A more realistic goal for the first few months is:
- Fewer crises.
- Less intensity when they happen.
- Faster return to baseline.
- More willingness to reach out earlier.
- More distance between thought and action.
That is real progress. It counts.
If you are supporting someone after an attempt
If you are reading this as a friend, partner, parent, sibling, here are a few things that genuinely help:
- Stay calm. You can be scared later. In front of them, calm helps.
- Ask direct questions: “Are you thinking about hurting yourself today?” This does not plant the idea. It opens the door.
- Offer specific help: rides, meals, sitting quietly, making calls, helping with laundry.
- Reduce access in the home without making it a punishment.
- Don’t make them promise never to do it again. Make a plan for what to do if it happens again.
- Take care of yourself too. You need support. This is heavy.
A simple closing thought, because you might need one
After a suicide attempt, people sometimes feel like they have to earn their place back in the world. Like they have to prove they deserve help, or prove they are better now.
You don’t.
The next step is not to become a new person overnight. The next step is to stay alive through the next wave. Then the next one. And to build enough support and friction and care that the waves don’t knock you under so easily.
If you can do one thing after reading this, do this:
Pick one person. Send one text. Make one appointment. Or walk into one clinic.
One step. That’s the whole assignment today.
FAQs (Frequently Asked Questions)
What should I do immediately if I feel unsafe or at risk of another suicide attempt?
If you feel like you might attempt again today or have a plan and access to means, treat it as an emergency. Call your local emergency number or go to the nearest emergency department. If you can't do that alone, call someone you trust and say, "I'm not safe. I need you with me." Getting medical care is important even if you're unsure whether it's needed.
Why is it important to get medical follow-up after a suicide attempt even if I feel fine?
After a suicide attempt, your body might need care beyond visible injuries. Medical follow-up can check for internal injuries, infections, complications, and assess any substance ingestion or medication changes. Sleep disruption after a crisis can increase risk, so assessing sleep is also key. Follow-up helps reduce the chance of a second crisis and supports your overall recovery.
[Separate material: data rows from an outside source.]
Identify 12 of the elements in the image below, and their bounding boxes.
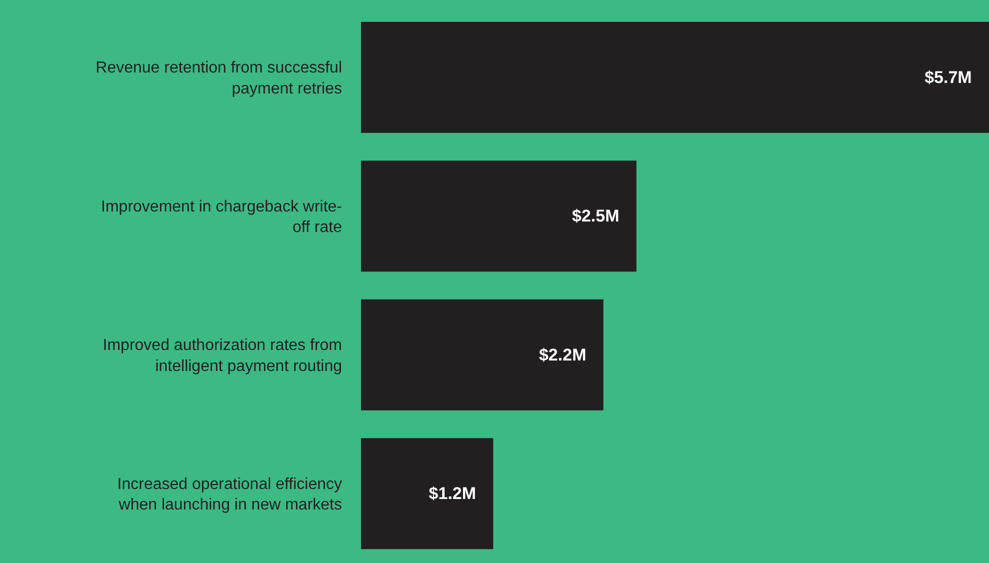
bar xyxy=(361,299,604,410)
y-tick-label: Increased operational efficiency when launching in new markets xyxy=(117,476,342,514)
data-label: $5.7M xyxy=(924,68,972,87)
bar xyxy=(361,438,494,550)
data-label: $2.2M xyxy=(538,345,586,364)
y-tick-label: Revenue retention from successful payment retries xyxy=(96,60,342,98)
y-tick-label: Improvement in chargeback write-off rate xyxy=(101,198,342,236)
data-label: $2.5M xyxy=(572,206,620,226)
y-tick-label: Improved authorization rates from intelligent payment routing xyxy=(102,337,342,375)
bar xyxy=(361,160,636,272)
bar xyxy=(361,22,989,133)
data-label: $1.2M xyxy=(428,484,476,504)
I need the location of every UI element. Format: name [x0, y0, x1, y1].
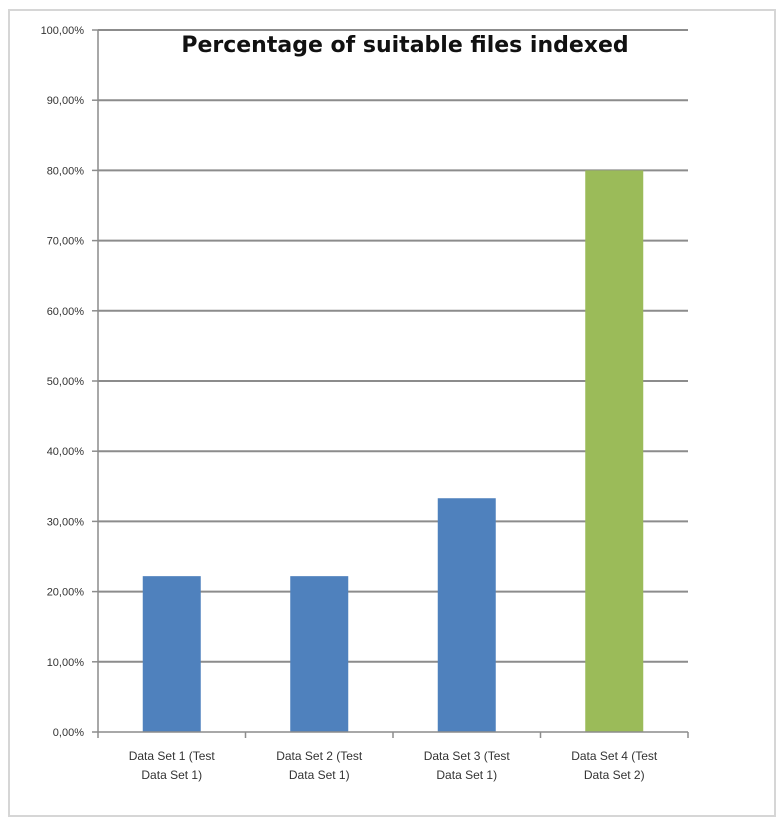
bar — [142, 576, 201, 732]
x-tick-label: Data Set 3 (Test Data Set 1) — [424, 749, 511, 782]
axes — [92, 29, 689, 738]
y-tick-label: 90,00% — [47, 95, 85, 107]
y-tick-labels: 0,00% 10,00% 20,00% 30,00% 40,00% 50,00% 60,00… — [41, 25, 85, 739]
x-tick-label: Data Set 4 (Test Data Set 2) — [571, 749, 658, 782]
y-tick-label: 50,00% — [47, 376, 85, 388]
x-tick-label-line: Data Set 2) — [584, 768, 645, 782]
y-tick-label: 10,00% — [47, 657, 85, 669]
x-tick-label-line: Data Set 1 (Test — [129, 749, 216, 763]
bar — [437, 498, 496, 732]
chart-title: Percentage of suitable files indexed — [181, 33, 628, 58]
y-tick-label: 30,00% — [47, 516, 85, 528]
y-tick-label: 60,00% — [47, 306, 85, 318]
x-tick-labels: Data Set 1 (Test Data Set 1)Data Set 2 (T… — [129, 749, 658, 782]
y-tick-label: 70,00% — [47, 236, 85, 248]
y-tick-label: 40,00% — [47, 446, 85, 458]
y-tick-label: 20,00% — [47, 587, 85, 599]
y-tick-label: 0,00% — [53, 727, 84, 739]
bars — [142, 170, 644, 732]
bar — [585, 170, 644, 732]
x-tick-label-line: Data Set 2 (Test — [276, 749, 363, 763]
chart-frame — [8, 9, 776, 817]
x-tick-label: Data Set 1 (Test Data Set 1) — [129, 749, 216, 782]
y-tick-label: 80,00% — [47, 165, 85, 177]
x-tick-label-line: Data Set 1) — [289, 768, 350, 782]
x-tick-label-line: Data Set 4 (Test — [571, 749, 658, 763]
y-tick-label: 100,00% — [41, 25, 85, 37]
x-tick-label: Data Set 2 (Test Data Set 1) — [276, 749, 363, 782]
x-tick-label-line: Data Set 3 (Test — [424, 749, 511, 763]
bar — [290, 576, 349, 732]
x-tick-label-line: Data Set 1) — [141, 768, 202, 782]
x-tick-label-line: Data Set 1) — [436, 768, 497, 782]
How can I make my environment safer in the days following a suicide attempt?
Perform a safety sweep by moving, locking up, or giving away anything you could use to harm yourself. Store medications securely or have someone else dispense them temporarily. Reduce or remove alcohol and other substances from your home since they can worsen suicidal impulses. If you live alone, consider staying with someone or having someone stay with you to add time between impulse and action.
What is a simple way to stay connected with others after a suicide attempt?
Pick two people you trust for simple check-ins—morning and night texts are enough. If you don't have two people, choose one; if none are available, crisis hotlines or peer support services can help provide contact and connection during vulnerable times. This check-in acts as a tether to support and safety.
What is an "if then" safety plan and how can it help after a suicide attempt?
An "if then" safety plan is a brief written guide outlining what to do when certain thoughts or feelings arise—for example: "If I start planning again, then I will leave the house and go somewhere public." It helps create structured responses to triggers and urges, making coping more manageable during moments of distress.
Why might emotions feel unpredictable after a suicide attempt, and how should I interpret this?
Emotional whiplash—rapid mood swings—is common in the days following an attempt due to brain chemistry changes and stress. This doesn't mean you're broken; it's part of the recovery process. Understanding this can help you be gentle with yourself as you navigate these intense feelings.